Le président du Conseil de l’Ordre des médecins, Dr Mohamed Bekkat Berkani, a appris qu’il ne faisait plus partie du Comité scientifique de suivi de l’évolution de la pandémie de coronavirus par le biais d’un communiqué du ministère de la Santé, et ce, suite à une réponse qu’il a donnée sur la tenue ou non de la prière des tarawih, durant le prochain ramadan, à un site électronique qui l’a contacté et lui a posé cette question précise.

En réponse, il avait estimé que «la prière des tarawih devrait être de nouveau annulée en Algérie pour la deuxième année consécutive et pour les mêmes raisons que celles de l’année dernière», à savoir la pandémie de Covid-19, surtout avec l’apparition récemment du variant britannique.
Sa réponse, reprise par d’autres sites, a suscité la réaction du ministère de la Santé qui a diffusé un communiqué, dans lequel il a affirmé qu’aucune décision n’a encore été prise à ce sujet et que l’auteur de cette déclaration ne faisait plus partie du Comité scientifique, étant donné que les médias qui ont diffusé cette information ont laissé supposer que c’est une décision dudit Comité, alors que le Dr Bekkat Berkani n’a fait qu’exprimer un avis sur une situation donnée à propos de laquelle il a été sollicité.

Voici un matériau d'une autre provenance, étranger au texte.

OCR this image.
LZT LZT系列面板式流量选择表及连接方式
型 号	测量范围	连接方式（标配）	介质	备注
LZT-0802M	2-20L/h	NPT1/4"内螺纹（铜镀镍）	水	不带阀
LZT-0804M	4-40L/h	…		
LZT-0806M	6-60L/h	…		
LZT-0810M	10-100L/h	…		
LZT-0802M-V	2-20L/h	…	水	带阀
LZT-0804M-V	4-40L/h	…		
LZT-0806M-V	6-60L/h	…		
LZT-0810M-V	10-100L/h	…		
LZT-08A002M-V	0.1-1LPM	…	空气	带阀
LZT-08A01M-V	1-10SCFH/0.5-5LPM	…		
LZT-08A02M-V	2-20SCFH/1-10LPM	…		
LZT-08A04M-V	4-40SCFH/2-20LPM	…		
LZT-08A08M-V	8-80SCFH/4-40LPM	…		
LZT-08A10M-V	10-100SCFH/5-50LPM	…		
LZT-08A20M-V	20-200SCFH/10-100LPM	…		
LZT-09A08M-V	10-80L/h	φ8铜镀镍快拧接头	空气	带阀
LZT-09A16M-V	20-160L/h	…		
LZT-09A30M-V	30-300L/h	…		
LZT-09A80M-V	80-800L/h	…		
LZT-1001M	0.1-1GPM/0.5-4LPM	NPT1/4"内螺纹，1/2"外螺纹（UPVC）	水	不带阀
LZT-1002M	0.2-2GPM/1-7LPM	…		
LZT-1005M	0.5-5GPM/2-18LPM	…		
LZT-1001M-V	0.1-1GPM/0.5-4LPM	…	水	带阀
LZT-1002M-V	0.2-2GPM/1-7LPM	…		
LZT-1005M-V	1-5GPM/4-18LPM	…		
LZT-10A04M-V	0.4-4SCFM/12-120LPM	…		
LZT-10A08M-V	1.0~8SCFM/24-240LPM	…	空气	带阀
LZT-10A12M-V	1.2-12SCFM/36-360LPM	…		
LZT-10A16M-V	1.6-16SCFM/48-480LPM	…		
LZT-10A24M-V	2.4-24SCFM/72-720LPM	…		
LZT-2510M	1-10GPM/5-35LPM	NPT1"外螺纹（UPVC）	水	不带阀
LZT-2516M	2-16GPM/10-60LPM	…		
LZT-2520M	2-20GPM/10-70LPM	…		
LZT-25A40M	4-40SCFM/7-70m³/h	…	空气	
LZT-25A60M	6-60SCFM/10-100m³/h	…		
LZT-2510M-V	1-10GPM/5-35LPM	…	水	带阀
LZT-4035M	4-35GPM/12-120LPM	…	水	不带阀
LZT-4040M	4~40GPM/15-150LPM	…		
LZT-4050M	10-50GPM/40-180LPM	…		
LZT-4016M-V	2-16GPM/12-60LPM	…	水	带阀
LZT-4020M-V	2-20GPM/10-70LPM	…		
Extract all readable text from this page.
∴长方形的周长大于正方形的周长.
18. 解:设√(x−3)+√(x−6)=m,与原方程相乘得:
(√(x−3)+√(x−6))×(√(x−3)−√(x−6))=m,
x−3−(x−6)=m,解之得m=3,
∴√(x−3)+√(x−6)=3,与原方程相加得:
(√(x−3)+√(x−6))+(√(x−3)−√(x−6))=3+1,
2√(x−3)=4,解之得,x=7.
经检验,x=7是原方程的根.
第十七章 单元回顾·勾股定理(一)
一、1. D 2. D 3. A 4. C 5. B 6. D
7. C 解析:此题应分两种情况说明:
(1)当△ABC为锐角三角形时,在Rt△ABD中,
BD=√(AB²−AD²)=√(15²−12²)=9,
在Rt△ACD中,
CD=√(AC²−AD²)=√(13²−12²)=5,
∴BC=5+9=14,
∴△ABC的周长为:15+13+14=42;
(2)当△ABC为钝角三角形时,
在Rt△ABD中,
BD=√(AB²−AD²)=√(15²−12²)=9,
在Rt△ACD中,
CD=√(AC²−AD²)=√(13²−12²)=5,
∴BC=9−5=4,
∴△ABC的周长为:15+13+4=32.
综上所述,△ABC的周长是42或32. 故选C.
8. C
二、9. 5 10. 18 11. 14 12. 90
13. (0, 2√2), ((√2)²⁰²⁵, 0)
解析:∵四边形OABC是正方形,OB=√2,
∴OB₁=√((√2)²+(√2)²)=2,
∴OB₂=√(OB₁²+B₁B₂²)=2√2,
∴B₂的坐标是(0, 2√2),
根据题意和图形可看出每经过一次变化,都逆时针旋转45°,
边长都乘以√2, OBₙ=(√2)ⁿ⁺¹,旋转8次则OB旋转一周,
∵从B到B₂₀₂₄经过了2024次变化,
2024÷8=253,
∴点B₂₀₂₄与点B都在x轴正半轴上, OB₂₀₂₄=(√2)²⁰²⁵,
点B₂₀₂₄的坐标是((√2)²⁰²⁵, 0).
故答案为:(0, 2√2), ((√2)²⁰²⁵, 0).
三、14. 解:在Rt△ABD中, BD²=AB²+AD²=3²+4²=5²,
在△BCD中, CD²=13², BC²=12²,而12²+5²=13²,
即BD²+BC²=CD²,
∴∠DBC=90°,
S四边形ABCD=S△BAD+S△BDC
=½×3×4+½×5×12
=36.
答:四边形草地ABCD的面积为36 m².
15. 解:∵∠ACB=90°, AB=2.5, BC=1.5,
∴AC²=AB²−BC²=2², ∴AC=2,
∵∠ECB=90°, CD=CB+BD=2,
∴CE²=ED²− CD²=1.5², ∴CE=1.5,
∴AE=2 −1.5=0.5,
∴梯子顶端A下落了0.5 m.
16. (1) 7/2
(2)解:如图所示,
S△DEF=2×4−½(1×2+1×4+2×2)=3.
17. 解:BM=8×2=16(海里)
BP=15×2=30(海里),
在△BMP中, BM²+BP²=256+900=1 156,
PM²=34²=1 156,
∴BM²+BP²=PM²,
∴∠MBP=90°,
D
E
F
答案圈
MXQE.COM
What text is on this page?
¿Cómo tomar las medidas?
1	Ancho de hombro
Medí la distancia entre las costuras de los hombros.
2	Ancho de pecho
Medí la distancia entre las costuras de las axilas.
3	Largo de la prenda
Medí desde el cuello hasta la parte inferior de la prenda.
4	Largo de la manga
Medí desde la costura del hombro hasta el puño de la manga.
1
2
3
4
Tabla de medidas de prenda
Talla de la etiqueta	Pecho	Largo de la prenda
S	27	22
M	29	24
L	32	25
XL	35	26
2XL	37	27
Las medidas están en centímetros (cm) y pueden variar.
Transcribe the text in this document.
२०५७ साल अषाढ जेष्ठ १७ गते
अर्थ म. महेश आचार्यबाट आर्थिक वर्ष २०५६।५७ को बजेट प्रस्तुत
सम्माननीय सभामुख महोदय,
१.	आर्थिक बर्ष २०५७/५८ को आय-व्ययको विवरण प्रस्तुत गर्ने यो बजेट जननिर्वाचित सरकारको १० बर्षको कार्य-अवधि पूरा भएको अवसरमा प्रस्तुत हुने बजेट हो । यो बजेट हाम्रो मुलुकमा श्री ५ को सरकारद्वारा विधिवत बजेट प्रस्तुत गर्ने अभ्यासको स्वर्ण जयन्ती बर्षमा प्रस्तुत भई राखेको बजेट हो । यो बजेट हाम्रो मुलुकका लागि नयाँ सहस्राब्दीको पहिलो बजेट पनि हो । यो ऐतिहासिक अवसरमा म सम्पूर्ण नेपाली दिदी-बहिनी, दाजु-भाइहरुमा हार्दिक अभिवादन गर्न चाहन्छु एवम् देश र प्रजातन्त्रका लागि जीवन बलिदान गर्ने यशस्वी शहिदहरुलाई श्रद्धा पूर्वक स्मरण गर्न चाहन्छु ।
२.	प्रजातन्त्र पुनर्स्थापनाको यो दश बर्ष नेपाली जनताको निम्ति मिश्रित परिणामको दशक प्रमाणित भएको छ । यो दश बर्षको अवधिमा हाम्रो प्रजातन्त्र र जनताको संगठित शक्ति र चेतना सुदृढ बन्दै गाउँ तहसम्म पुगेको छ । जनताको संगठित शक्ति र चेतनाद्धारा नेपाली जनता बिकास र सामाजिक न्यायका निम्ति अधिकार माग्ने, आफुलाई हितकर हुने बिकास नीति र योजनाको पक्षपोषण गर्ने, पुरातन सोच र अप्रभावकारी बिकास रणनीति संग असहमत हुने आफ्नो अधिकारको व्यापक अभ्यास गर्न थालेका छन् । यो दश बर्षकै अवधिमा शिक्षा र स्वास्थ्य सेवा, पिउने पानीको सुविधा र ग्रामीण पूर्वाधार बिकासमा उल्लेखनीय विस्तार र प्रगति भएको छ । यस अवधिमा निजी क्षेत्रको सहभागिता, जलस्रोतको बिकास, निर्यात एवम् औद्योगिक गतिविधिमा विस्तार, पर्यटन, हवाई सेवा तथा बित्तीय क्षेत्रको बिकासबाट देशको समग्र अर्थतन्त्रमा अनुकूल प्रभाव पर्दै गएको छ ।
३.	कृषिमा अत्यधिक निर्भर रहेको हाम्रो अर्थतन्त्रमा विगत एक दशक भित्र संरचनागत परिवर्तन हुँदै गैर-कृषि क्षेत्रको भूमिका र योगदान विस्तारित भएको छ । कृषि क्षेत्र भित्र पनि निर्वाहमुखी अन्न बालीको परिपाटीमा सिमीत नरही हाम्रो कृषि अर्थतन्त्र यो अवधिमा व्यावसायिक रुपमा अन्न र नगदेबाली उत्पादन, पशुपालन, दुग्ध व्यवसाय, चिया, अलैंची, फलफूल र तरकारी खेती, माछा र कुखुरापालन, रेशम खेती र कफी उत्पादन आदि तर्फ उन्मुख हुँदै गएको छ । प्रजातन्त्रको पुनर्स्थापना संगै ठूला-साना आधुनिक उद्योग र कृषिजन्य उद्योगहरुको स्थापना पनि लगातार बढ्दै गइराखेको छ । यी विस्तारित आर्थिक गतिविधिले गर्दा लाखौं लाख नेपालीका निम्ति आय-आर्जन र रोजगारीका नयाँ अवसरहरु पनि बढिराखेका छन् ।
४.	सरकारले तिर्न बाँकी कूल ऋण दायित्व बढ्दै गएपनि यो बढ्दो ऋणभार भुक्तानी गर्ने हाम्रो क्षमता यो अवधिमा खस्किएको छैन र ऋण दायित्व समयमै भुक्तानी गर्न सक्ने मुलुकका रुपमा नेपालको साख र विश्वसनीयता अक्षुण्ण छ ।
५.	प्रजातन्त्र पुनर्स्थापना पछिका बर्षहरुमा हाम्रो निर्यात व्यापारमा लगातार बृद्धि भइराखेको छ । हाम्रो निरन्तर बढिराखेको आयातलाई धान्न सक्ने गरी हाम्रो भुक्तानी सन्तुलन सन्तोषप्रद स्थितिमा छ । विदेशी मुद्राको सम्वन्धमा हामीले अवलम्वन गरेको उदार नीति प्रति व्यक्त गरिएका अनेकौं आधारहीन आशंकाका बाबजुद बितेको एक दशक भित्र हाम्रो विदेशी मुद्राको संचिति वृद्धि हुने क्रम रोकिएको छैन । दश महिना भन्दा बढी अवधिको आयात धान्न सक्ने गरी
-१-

«Tout d’abord, je n’ai reçu aucune notification», a-t-il indiqué par rapport au fait qu’il ne fasse plus partie du Comité scientifique. «Deuxièmement, je suis encore étonné qu’il y ait une information publiée par un communiqué émanant du ministère de la Santé, alors que le Comité scientifique dont je fais partie a été nommé sur instruction du président de la République. C’est étonnant qu’un ministre de la Santé puisse déroger à une instruction du président de la République. Troisièmement, moi personnellement, je suis ès qualité dans ce Comité et je représente l’ensemble des médecins. Je considère que c’est un impair qui est infligé à la corporation médicale à travers le fait qu’on m’ait démobilisé et dont les raisons sont probablement à rechercher ailleurs, dans une situation où je me suis permis de donner l’opinion de toute la profession médicale à chaque instant», a-t-il affirmé. Et au Dr Bekkat Berkani de relever que la réponse sur le maintien ou non de la prière des tarawih était une réponse d’un point de vue «scientifique». «On m’a posé une question prospective sur la faisabilité ou non des tarawih et j’y ai répondu», a-t-il dit, relevant qu’il répond à toutes les questions des médias et que «cela ne veut nullement dire que je suis contre la religion».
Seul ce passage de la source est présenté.